Filthy Rich by Brian Azzarello and Victor Santos. DC/Vertigo, 2009. $19.99.
I liked Filthy Rich, the other book launching the Vertigo Crime line, better than Dark Entries. Filthy Rich is a straight-up crime novel rather than an occult thriller--Rich's characters hang out in urban locales like used car lots and run-down bars rather than haunted houses--and I like my crime fiction lean and Stark (capital letter intended), without magical mumbo-jumbo. Also, Victor Santos, Filthy Rich's artist, has a goofy, exaggerated style that's more fun to look at than Dell'Edera's naturalism...which is not to say that Santos is more original than Dell'Edera. In fact, Santos is even more of a Miller acolyte. Note, for instance, how Santos goes nuts with the Venetian blind shadows, a la Miller's Daredevil and Sin City:
And like Miller, Santos will often imply a shape, rather than use a contour line to define boundaries, as with the shoulder of the woman in the panel below:
Looking beyond these Miller flourishes, I do like aspects of Santos' own style. He draws heads that are too big for their bodies, and he seems driven to fill in pages with a dense thicket of details: a black eye consists of dozens of little lines ringing the eye socket, the lead character has a cartoony chin than juts out like Bruce Campbell on steroids, and Zip-a-Tone effects thicken every page. Dell'Edera's art is a cross between Miller and John Buscema, but Santos mixes Miller with, of all people, Joe Staton, and the result is entertaining in a "What the Hell?" kind of way.

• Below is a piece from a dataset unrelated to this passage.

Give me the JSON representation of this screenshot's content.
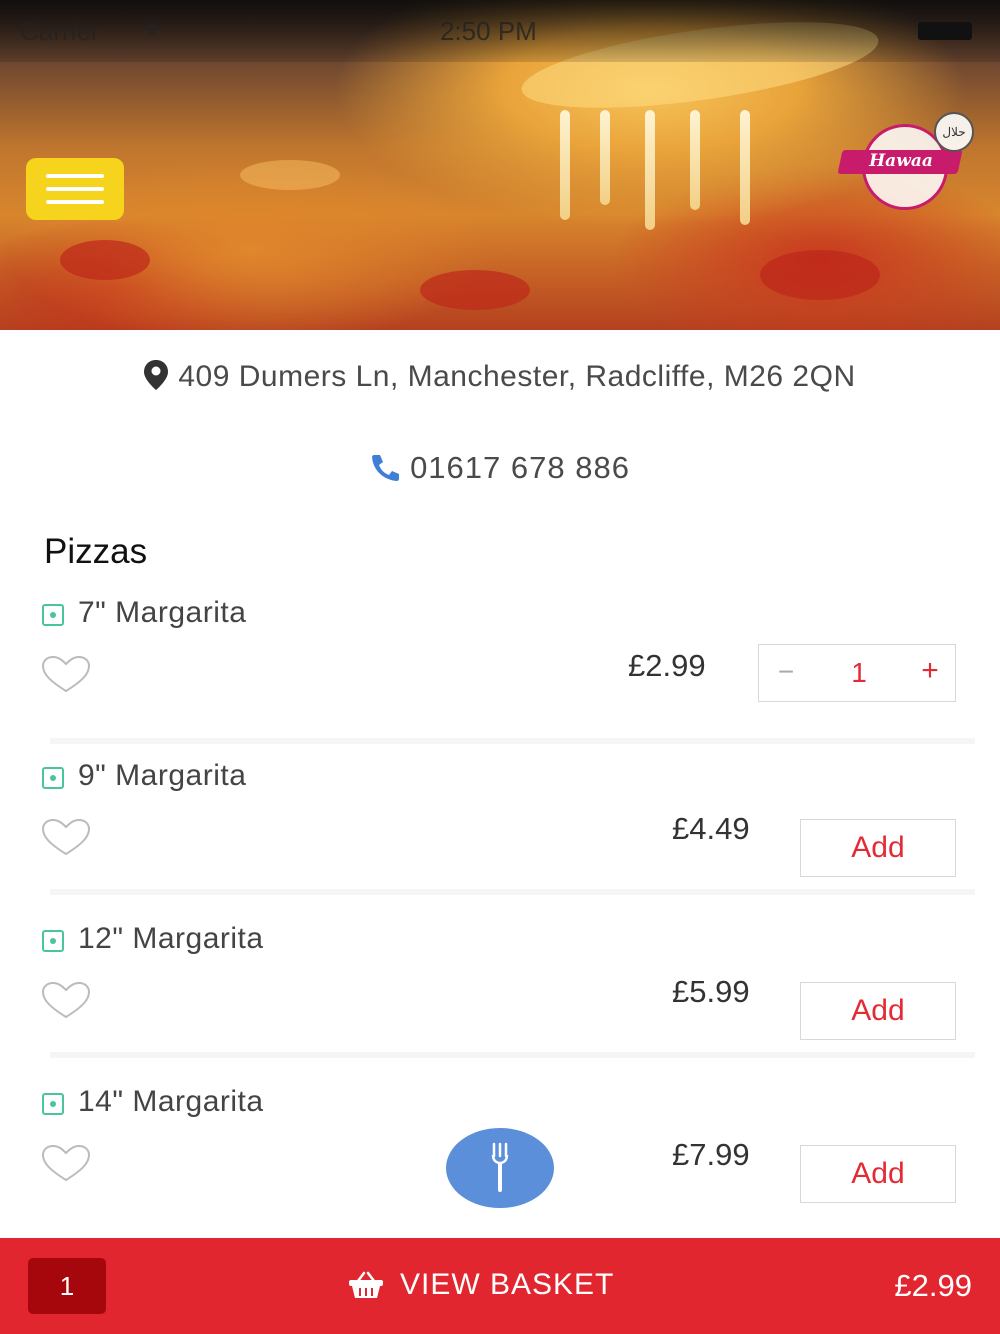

Filthy Rich is scripted by Brian Azzarello, who as much as anyone is responsible for the Vertigo Crime line: the success of Azzarello's recently completed series 100 Bullets (with art by Eduardo Risso) persuaded DC that crime comics can sell. (Yesterday, DC released The 100 Bullets #1 Vertigo Crime Sampler, featuring a reprint of 100 Bullets #1 and sample pages from Dark Entries and Filthy Rich, at the "first-taste-is-almost-free" price of one dollar.) The protagonist of Azzarello's story is Richard Junkin, a has-been football player nicknamed "Junk," but undoubtedly the book's title refers to Rick too, because he's a nasty piece of work. One of the most common characters in noir is the weak-willed man who gives into fatal temptation--think of Walter Neff abandoning caution when he see Phyllis Dietrichson's ankle bracelet in Double Indemnity (1944)--and Junk's downfall begins when he takes a job as a bodyguard for Victoria Soeffer, a femme fatale and "heiress to the largest automobile dealership on the Eastern seaboard" (38). Crosses, double-crosses, unspeakable violence and wild sex ensue, all of which I found dirty fun, but, frankly, not as cool as such recent crime comics as Darwyn Cooke's Richard Stark's Parker: The Hunter or the Ed Brubaker/Sean Phillips Criminal collections.
Both Dark Entries and Filthy Rich are competent, but so were several of DC's Minx graphic novels, and maybe competence isn't enough in an increasingly competitive graphic novel market. I'll definitely pick up one or two of the future Vertigo Crime books--especially Jason Starr's The Chill--but I have a feeling that this imprint might be in the morgue before too long.